Nate had reluctantly agreed. He was the math and science man. If you hit him hard with numbers and facts, backed up your argument on paper in a scientific way, he’d acquiesce. And yes, in the many months leading up to this morning—in fact, even last night at the motel—Nate had studied countless books on building: Homebuilding for Everyone, Designing and Building a House Your Way, The Owner-Builder’s Guide to Creating the Home of Your Dreams. He’d taken an owner-builder weekend workshop and volunteered a few weekends for Habitat for Humanity, coming home those evenings buzzing with the new high that building gave him, talking nonstop about the walls he’d helped frame, the electrical work they’d roughed in. “It’s the most satisfying work I’ve ever done,” he’d told her.

    But Helen had grown up with a builder father. One of her earliest memories was the summer before first grade, when he brought her to a job site and had her straightening bent nails, teaching her the proper way to hold the hammer, his fingers wrapped around hers. She’d spent weekends and summer vacations pounding nails, hanging drywall, framing doors and windows. She’d helped her father repair the damage from shoddy construction: walls that weren’t plumb with cracked drywall inside, windows improperly installed that had leaked, roofs that were collapsing because of rafters that weren’t strong enough. She knew how hard all this was going to be. For months, Nate had gotten a blissed-out, stupidly contented look whenever he talked about building their dream house. Helen loved his enthusiasm and how he waxed poetic about roof lines and south-facing windows, but still, she got knots in her stomach and gnawed on the inside of her cheeks until she tasted blood.

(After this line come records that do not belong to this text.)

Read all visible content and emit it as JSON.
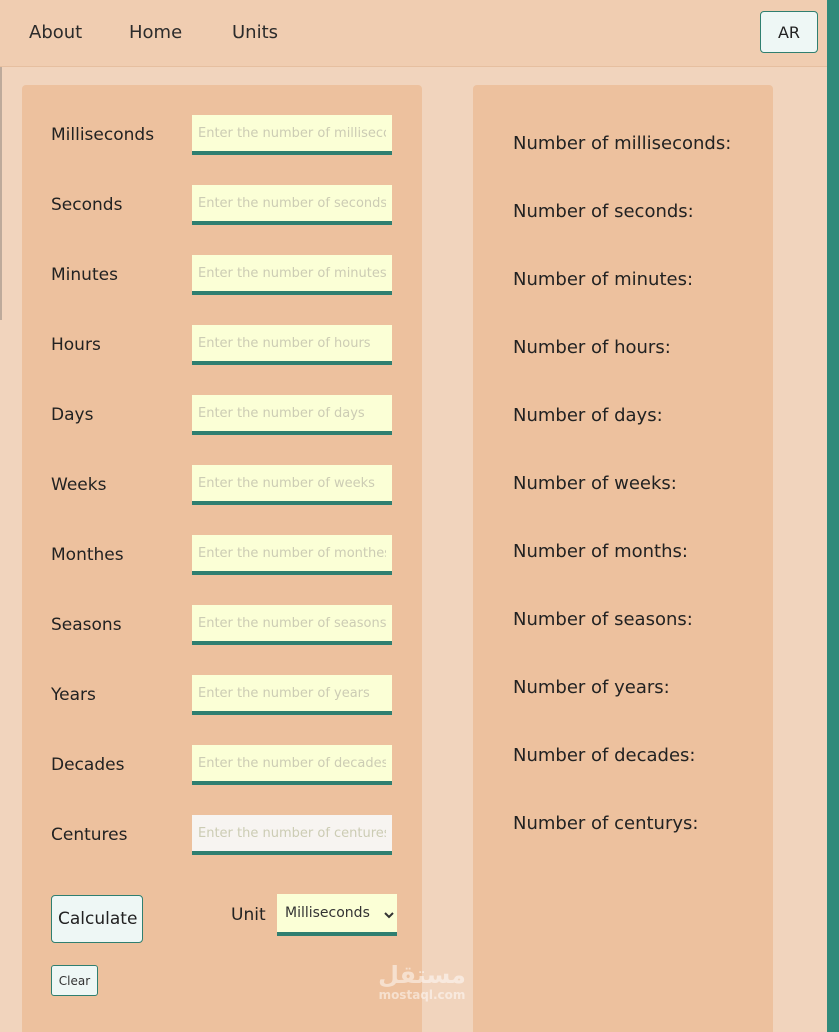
{
  "nav": {
    "links": [
      "About",
      "Home",
      "Units"
    ],
    "lang_button": "AR"
  },
  "form": {
    "fields": [
      {
        "label": "Milliseconds",
        "placeholder": "Enter the number of milliseconds"
      },
      {
        "label": "Seconds",
        "placeholder": "Enter the number of seconds"
      },
      {
        "label": "Minutes",
        "placeholder": "Enter the number of minutes"
      },
      {
        "label": "Hours",
        "placeholder": "Enter the number of hours"
      },
      {
        "label": "Days",
        "placeholder": "Enter the number of days"
      },
      {
        "label": "Weeks",
        "placeholder": "Enter the number of weeks"
      },
      {
        "label": "Monthes",
        "placeholder": "Enter the number of monthes"
      },
      {
        "label": "Seasons",
        "placeholder": "Enter the number of seasons"
      },
      {
        "label": "Years",
        "placeholder": "Enter the number of years"
      },
      {
        "label": "Decades",
        "placeholder": "Enter the number of decades"
      },
      {
        "label": "Centures",
        "placeholder": "Enter the number of centures"
      }
    ],
    "calculate_label": "Calculate",
    "unit_label": "Unit",
    "unit_selected": "Milliseconds",
    "clear_label": "Clear"
  },
  "results": [
    "Number of milliseconds:",
    "Number of seconds:",
    "Number of minutes:",
    "Number of hours:",
    "Number of days:",
    "Number of weeks:",
    "Number of months:",
    "Number of seasons:",
    "Number of years:",
    "Number of decades:",
    "Number of centurys:"
  ],
  "watermark": {
    "top": "مستقل",
    "bottom": "mostaql.com"
  },
  "colors": {
    "page_bg": "#f1d4bd",
    "panel_bg": "#edc19e",
    "accent_teal": "#2f7f70",
    "input_bg": "#fbffd6"
  }
}
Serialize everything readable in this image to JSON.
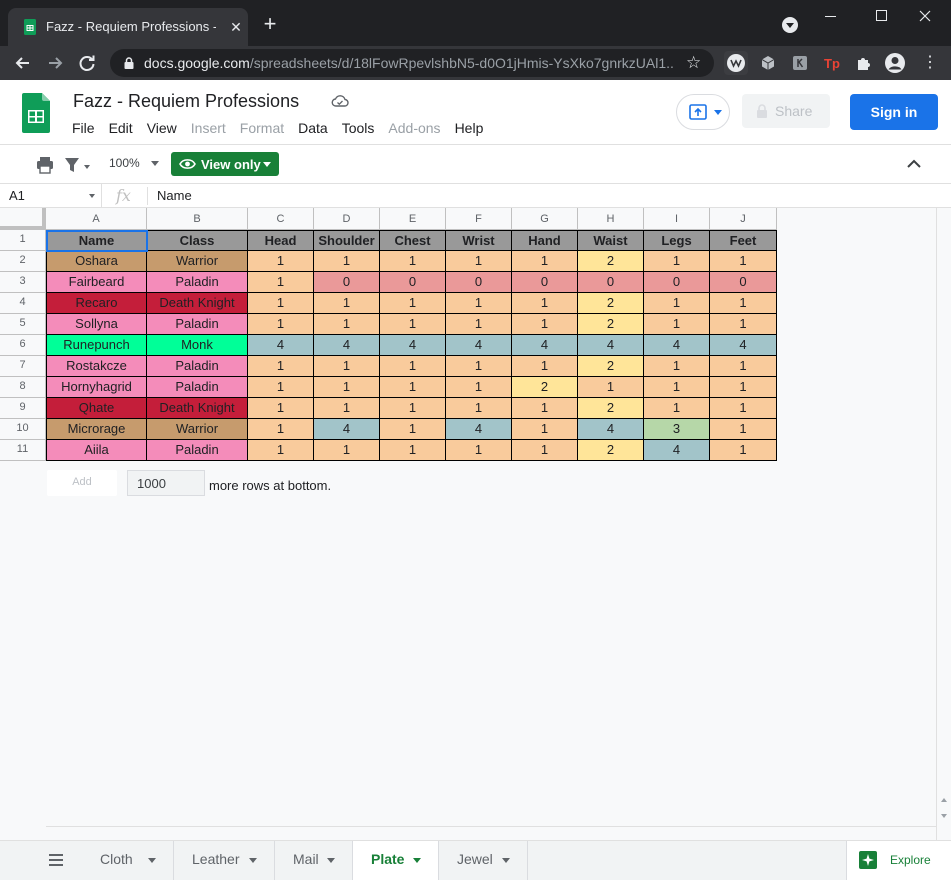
{
  "browser": {
    "tab_title": "Fazz - Requiem Professions - Goo",
    "url_host": "docs.google.com",
    "url_path": "/spreadsheets/d/18lFowRpevlshbN5-d0O1jHmis-YsXko7gnrkzUAl1..."
  },
  "doc": {
    "title": "Fazz - Requiem Professions",
    "menu": [
      {
        "label": "File",
        "disabled": false
      },
      {
        "label": "Edit",
        "disabled": false
      },
      {
        "label": "View",
        "disabled": false
      },
      {
        "label": "Insert",
        "disabled": true
      },
      {
        "label": "Format",
        "disabled": true
      },
      {
        "label": "Data",
        "disabled": false
      },
      {
        "label": "Tools",
        "disabled": false
      },
      {
        "label": "Add-ons",
        "disabled": true
      },
      {
        "label": "Help",
        "disabled": false
      }
    ],
    "share_label": "Share",
    "signin_label": "Sign in"
  },
  "toolbar": {
    "zoom": "100%",
    "view_only_label": "View only"
  },
  "formula_bar": {
    "cell_ref": "A1",
    "content": "Name"
  },
  "grid": {
    "columns": [
      "A",
      "B",
      "C",
      "D",
      "E",
      "F",
      "G",
      "H",
      "I",
      "J"
    ],
    "rows": [
      [
        "Name",
        "Class",
        "Head",
        "Shoulder",
        "Chest",
        "Wrist",
        "Hand",
        "Waist",
        "Legs",
        "Feet"
      ],
      [
        "Oshara",
        "Warrior",
        "1",
        "1",
        "1",
        "1",
        "1",
        "2",
        "1",
        "1"
      ],
      [
        "Fairbeard",
        "Paladin",
        "1",
        "0",
        "0",
        "0",
        "0",
        "0",
        "0",
        "0"
      ],
      [
        "Recaro",
        "Death Knight",
        "1",
        "1",
        "1",
        "1",
        "1",
        "2",
        "1",
        "1"
      ],
      [
        "Sollyna",
        "Paladin",
        "1",
        "1",
        "1",
        "1",
        "1",
        "2",
        "1",
        "1"
      ],
      [
        "Runepunch",
        "Monk",
        "4",
        "4",
        "4",
        "4",
        "4",
        "4",
        "4",
        "4"
      ],
      [
        "Rostakcze",
        "Paladin",
        "1",
        "1",
        "1",
        "1",
        "1",
        "2",
        "1",
        "1"
      ],
      [
        "Hornyhagrid",
        "Paladin",
        "1",
        "1",
        "1",
        "1",
        "2",
        "1",
        "1",
        "1"
      ],
      [
        "Qhate",
        "Death Knight",
        "1",
        "1",
        "1",
        "1",
        "1",
        "2",
        "1",
        "1"
      ],
      [
        "Microrage",
        "Warrior",
        "1",
        "4",
        "1",
        "4",
        "1",
        "4",
        "3",
        "1"
      ],
      [
        "Aiila",
        "Paladin",
        "1",
        "1",
        "1",
        "1",
        "1",
        "2",
        "4",
        "1"
      ]
    ],
    "add_label": "Add",
    "add_rows_value": "1000",
    "add_rows_suffix": "more rows at bottom."
  },
  "colors": {
    "header_bg": "#999999",
    "class": {
      "Warrior": "#c69b6d",
      "Paladin": "#f48cba",
      "Death Knight": "#c41e3a",
      "Monk": "#00ff98"
    },
    "value": {
      "0": "#ea9999",
      "1": "#f9cb9c",
      "2": "#ffe599",
      "3": "#b6d7a8",
      "4": "#a2c4c9"
    }
  },
  "sheet_tabs": [
    {
      "label": "Cloth",
      "active": false
    },
    {
      "label": "Leather",
      "active": false
    },
    {
      "label": "Mail",
      "active": false
    },
    {
      "label": "Plate",
      "active": true
    },
    {
      "label": "Jewel",
      "active": false
    }
  ],
  "explore_label": "Explore"
}
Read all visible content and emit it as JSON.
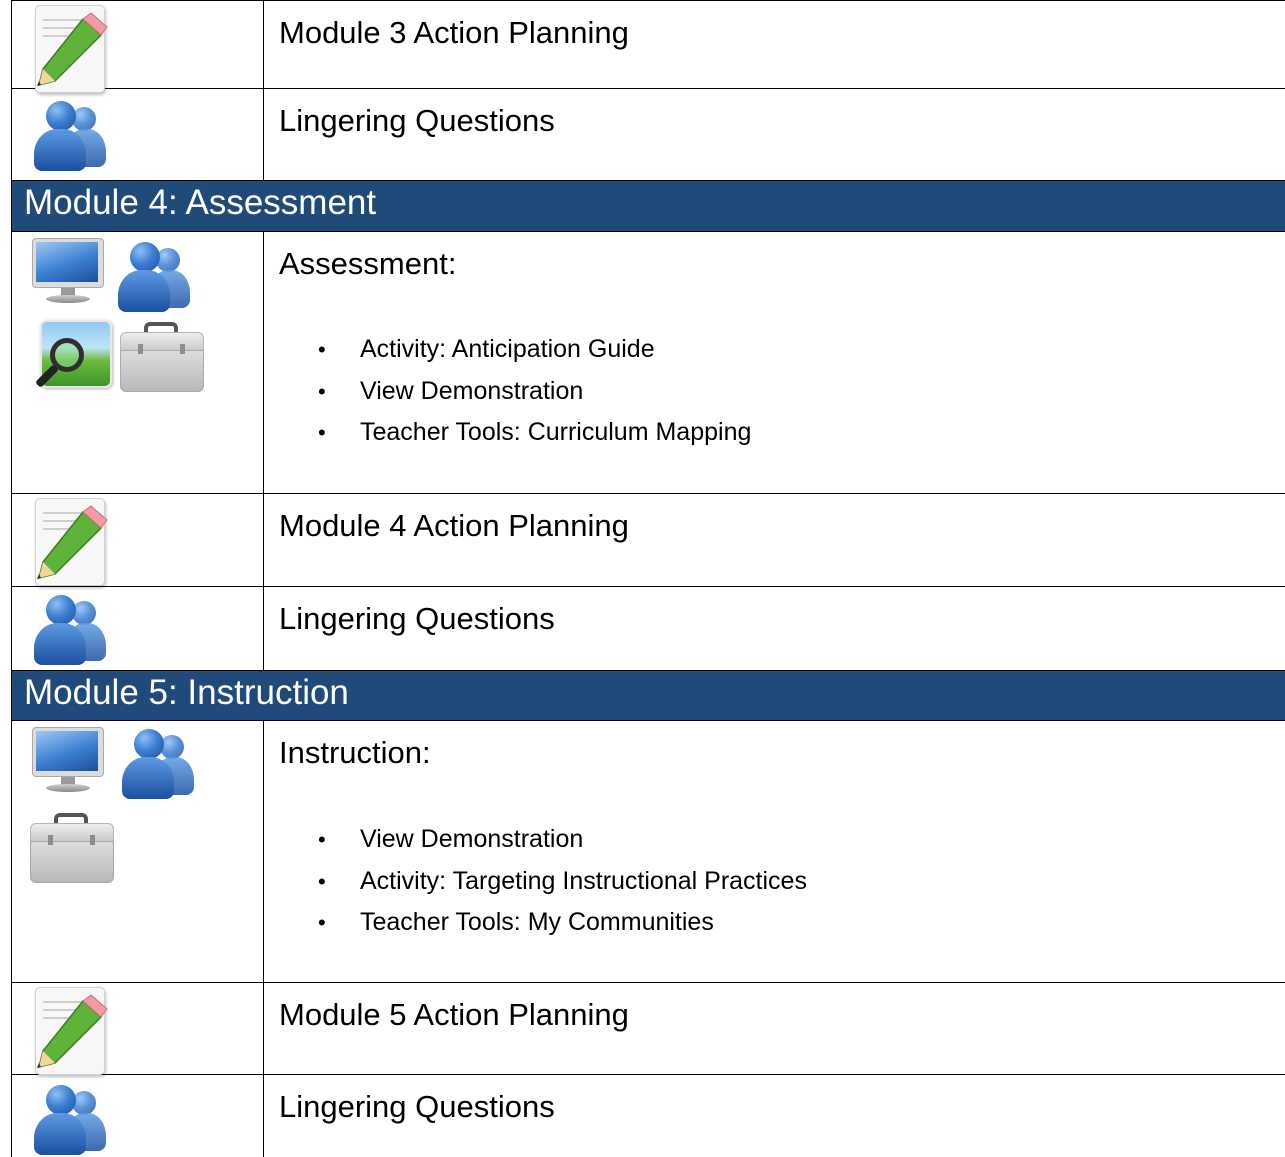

She reached for Nate’s hand now as the cement poured, gave him a nervous squeeze.

We are meant to be here, she told herself again. I am the one who put all this in motion. This is my dream. It was some shit her therapist back in Connecticut had taught her—how she could shape her own reality by giving herself these affirmations whenever she felt the ground shifting underneath her.

Nate squeezed her hand back—once, twice, three quick bursts, like a code, a secret code that said We’re here; we did it! She could feel the excitement thrumming through him.

Two of the workmen in yellow boots carefully pulled a board over the rough surface of the slab, making it level.

* * *

. . .

She might have been the one to set things in motion, but they were here, really, because of Nate. Almost a year and a half ago now, Helen’s father dropped dead from a heart attack, and Helen—normally so confident about every aspect of her life—felt herself floundering. Helen began feeling stuck and unhappy, believing that there had to be more to life than waking up each morning and going to work, even though it was a job she loved: teaching American history to bright-eyed middle schoolers. Her job gave her a sense of purpose, made her feel genuinely useful and like she was making a difference—but it still wasn’t enough. Her father’s death had been a wake-up call—a warning that she, too, would die one day, perhaps sooner than expected, perhaps without warning, and it was entirely possible that she wasn’t living the life she’d been meant to live. The thought filled her with dread, with a sinking leaden feeling that encroached on everything.

    “What is it you want?” Nate had asked one evening. He saw Helen’s new angst as a puzzle to unravel, a problem to solve.